If she had survived whatever had happened to her during the attack all those years ago.
His hands clenched around the hammer handle so tightly that the wood creaked. Every instinct screamed at him to act, to intervene, to smash Drayton's skull open and end this obscenity. The tool in his hands felt suddenly light as air, as if the rage burning in his chest could give him the strength to move mountains.
But he didn't move. Couldn't move. Because even through the red haze of fury, cold calculation whispered in the back of his mind. If he attacked Drayton, he would die. Messily. Publicly. And his death would accomplish nothing except giving the overseer an excuse to pick another victim.
So he watched. And hated. And burned the image into his memory alongside all the other horrors he would someday repay with interest.

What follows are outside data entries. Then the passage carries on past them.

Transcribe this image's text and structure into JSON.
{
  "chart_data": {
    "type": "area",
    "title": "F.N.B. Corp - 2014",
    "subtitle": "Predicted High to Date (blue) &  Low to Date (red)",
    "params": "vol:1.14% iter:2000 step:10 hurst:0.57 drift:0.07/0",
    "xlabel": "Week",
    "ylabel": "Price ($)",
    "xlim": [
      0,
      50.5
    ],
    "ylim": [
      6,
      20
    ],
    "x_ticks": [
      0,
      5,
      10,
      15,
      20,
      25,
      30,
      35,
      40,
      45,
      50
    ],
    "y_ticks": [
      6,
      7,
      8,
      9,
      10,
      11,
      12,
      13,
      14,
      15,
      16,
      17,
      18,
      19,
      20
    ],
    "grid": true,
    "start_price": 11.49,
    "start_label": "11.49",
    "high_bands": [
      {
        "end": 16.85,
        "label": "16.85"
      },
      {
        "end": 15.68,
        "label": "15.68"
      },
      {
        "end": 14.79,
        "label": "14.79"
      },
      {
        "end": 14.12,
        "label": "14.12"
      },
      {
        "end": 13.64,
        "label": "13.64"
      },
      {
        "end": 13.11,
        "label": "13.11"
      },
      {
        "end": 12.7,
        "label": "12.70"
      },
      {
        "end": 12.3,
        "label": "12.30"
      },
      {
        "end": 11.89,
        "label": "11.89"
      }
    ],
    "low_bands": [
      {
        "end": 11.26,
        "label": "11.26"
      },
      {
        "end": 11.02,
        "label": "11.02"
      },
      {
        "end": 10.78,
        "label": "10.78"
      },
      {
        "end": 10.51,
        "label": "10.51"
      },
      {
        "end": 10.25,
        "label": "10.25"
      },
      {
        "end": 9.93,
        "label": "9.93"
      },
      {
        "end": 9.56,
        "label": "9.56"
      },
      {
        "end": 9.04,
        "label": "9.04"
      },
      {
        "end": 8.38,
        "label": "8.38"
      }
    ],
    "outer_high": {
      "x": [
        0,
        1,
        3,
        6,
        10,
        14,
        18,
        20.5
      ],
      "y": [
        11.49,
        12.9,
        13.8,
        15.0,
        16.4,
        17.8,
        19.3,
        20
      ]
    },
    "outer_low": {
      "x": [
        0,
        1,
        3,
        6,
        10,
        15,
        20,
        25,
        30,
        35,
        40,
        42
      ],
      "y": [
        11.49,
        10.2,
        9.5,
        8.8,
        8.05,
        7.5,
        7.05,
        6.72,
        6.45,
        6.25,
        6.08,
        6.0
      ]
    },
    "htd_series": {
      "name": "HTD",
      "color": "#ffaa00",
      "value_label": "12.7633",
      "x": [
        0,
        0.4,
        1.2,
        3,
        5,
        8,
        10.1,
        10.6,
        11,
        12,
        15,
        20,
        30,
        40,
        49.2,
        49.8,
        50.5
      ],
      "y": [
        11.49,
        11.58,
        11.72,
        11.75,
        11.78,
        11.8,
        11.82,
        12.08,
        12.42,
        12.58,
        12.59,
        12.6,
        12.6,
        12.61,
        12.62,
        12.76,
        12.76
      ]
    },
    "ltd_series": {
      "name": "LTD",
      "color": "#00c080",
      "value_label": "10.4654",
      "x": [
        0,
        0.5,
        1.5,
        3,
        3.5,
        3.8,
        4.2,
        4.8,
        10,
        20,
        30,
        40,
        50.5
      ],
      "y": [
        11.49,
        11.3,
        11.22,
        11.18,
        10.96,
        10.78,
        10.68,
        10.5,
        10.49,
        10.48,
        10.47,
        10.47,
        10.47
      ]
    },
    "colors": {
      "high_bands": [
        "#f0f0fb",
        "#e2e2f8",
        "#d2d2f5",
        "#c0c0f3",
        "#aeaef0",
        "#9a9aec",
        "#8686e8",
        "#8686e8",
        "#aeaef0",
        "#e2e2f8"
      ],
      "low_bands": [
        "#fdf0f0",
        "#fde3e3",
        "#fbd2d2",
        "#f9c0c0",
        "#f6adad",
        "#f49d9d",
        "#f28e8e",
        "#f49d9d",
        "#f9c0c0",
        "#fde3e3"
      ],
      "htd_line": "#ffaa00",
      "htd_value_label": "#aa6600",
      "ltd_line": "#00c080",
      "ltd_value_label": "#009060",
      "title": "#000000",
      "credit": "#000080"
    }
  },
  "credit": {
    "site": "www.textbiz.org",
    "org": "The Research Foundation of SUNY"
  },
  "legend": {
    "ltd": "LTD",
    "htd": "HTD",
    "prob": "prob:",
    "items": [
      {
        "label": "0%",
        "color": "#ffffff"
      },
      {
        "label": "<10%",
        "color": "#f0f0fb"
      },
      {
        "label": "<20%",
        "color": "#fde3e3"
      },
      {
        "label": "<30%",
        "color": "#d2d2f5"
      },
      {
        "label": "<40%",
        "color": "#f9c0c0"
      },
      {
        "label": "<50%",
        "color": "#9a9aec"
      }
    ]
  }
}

Sarah's ordeal lasted ten minutes, ten minutes that felt like hours. When Drayton finally released her, she collapsed to the stone floor like a broken doll, sobbing and trying to cover herself with hands that shook like autumn leaves.
"Let that be a lesson," Drayton announced, straightening his coat with casual indifference. "Productivity will improve, or we'll have more demonstrations. Now get back to work."
The quarry exploded into frantic activity as slaves threw themselves into their tasks with desperate energy. No one wanted to be the next demonstration. No one wanted to give Drayton an excuse to return.
Even Tam was now being more careful in his strikes.
Aiden raised his hammer and brought it down on the wedge with enough force to crack the iron. The blow rang out like a bell, but all he could hear was Sarah's screams echoing in the chambers of his memory.
Someday, he promised silently as he swung again. The wedge bit deeper into the granite, splitting it along its natural grain. Someday, I'll make you scream like that.
The hammer came down again and again, each blow driven by a fury that burned brighter than forge fire. Stone dust coated his face like tears, but his eyes stayed dry. He had no tears left to shed.
Only rage. Only the promise of eventual justice.
Only the slow, patient work of remembering every face, every name, every cruelty that would someday demand payment in blood.
The granite finally split with a sound like thunder, revealing the clean heart of the stone beneath. But Aiden barely noticed. His mind was elsewhere, cataloging sins and planning retribution.
The work continued. The sun climbed higher. And deep in the darkness of his heart, something cold and patient began to stir.